#22

📖 Prison ✍️ Elynata 📝 429 mots

Ce jour-là, Maïa et moi l'attendions a la sortie du lycée. Elle arriva vers nous en courant.

Keep calm bébé, y'a pas le feu au lac.

— C'est vrai, pourquoi tu cours comme ça ?

— Les filles, truc de ouf, Bryce s'est confiée à moi. Layna, tu savais que sa mère était atteinte d'un cancer ?

— Oui. Pourquoi ?

— Elle est mourante. Et apparemment, elle souffre.

— Qui, elle ou sa mère ? demanda Maïa.

— Les deux. Elle m'a parlé de sa mère mais elle aussi elle souffre.

Les larmes me montaient aux yeux. Bryce m'avait déjà dit que sa mère avait un cancer, mais je ne l'avait jamais vu à l'hôpital. Elle m'a toujours dit qu'elle avait deux chances sur trois de s'en sortir, et qu'il fallait être optimiste. Mais voilà qu'elle se confie à une fille qu'elle connait à peine, parce que sa mère va peut être mourir.
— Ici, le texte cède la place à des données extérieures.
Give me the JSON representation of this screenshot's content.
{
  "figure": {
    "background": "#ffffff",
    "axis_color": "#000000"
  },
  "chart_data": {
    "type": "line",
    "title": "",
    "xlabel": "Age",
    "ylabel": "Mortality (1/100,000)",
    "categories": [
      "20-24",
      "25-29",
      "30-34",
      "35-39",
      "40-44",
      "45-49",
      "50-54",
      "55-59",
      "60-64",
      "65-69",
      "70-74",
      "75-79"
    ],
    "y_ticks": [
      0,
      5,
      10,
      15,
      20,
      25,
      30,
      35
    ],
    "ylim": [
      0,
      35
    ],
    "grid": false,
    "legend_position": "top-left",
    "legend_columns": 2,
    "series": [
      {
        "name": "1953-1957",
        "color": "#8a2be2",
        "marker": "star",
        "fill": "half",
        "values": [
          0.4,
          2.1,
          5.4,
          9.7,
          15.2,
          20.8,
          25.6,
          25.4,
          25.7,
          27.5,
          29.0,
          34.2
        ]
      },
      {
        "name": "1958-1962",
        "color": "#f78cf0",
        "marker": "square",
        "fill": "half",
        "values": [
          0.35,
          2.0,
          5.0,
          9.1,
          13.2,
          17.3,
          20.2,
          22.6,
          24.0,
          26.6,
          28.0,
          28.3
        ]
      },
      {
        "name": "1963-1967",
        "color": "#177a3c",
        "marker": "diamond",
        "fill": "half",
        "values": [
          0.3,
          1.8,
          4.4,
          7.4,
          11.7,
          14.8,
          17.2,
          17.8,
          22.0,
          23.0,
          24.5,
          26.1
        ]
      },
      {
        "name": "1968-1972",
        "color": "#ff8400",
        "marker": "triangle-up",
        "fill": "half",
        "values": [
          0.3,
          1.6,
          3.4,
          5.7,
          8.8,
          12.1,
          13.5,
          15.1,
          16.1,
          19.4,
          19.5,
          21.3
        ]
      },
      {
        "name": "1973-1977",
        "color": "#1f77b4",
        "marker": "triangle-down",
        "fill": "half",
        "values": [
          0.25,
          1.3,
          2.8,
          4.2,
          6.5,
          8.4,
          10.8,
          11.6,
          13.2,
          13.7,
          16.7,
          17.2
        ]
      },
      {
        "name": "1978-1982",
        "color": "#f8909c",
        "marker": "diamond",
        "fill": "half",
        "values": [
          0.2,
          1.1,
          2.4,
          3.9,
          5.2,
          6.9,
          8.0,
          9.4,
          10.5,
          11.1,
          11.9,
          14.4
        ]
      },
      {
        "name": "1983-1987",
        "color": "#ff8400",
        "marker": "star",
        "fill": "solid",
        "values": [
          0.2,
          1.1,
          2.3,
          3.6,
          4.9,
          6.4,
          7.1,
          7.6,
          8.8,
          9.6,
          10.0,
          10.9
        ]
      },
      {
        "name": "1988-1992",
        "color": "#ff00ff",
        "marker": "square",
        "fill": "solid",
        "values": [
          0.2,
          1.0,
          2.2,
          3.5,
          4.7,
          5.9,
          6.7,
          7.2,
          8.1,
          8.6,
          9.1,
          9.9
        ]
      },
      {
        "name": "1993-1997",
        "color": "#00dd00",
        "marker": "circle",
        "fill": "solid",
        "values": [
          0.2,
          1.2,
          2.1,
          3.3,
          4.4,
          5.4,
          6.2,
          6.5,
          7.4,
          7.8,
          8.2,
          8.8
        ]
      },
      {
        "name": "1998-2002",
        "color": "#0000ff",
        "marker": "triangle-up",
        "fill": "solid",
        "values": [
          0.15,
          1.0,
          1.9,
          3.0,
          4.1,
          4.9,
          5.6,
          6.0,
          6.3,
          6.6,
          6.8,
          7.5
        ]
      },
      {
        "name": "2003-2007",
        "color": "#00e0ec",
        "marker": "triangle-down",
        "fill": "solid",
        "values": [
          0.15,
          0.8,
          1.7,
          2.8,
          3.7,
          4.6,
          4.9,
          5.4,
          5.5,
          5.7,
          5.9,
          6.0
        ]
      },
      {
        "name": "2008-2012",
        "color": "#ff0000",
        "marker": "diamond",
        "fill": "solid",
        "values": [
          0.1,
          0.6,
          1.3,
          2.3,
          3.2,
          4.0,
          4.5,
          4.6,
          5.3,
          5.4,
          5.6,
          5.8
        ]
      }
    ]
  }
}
Auprès, peut être que justement, elle s'était confiée à Layna pour qu'elle me le dise. Il fallait que je prenne des nouvelles. Comment, je ne savait pas, vu qu'elle m'avait bloqué de partout, mais je devais prendre des nouvelles d'elle et de sa mère.

— Elle est déjà sortie ?

— Nan, quand elle m'a dit ça, on était les dernières. Pourquoi ?

— Il faut que j'aille la voir.

As you want baby, par contre on va rentrer avec Layna.

— Allez-y. On se voit demain. Bisous les filles.

— Salut, à demain.

Au moment où Layna et Maïa s'en allèrent, Bryce sortit du bâtiment.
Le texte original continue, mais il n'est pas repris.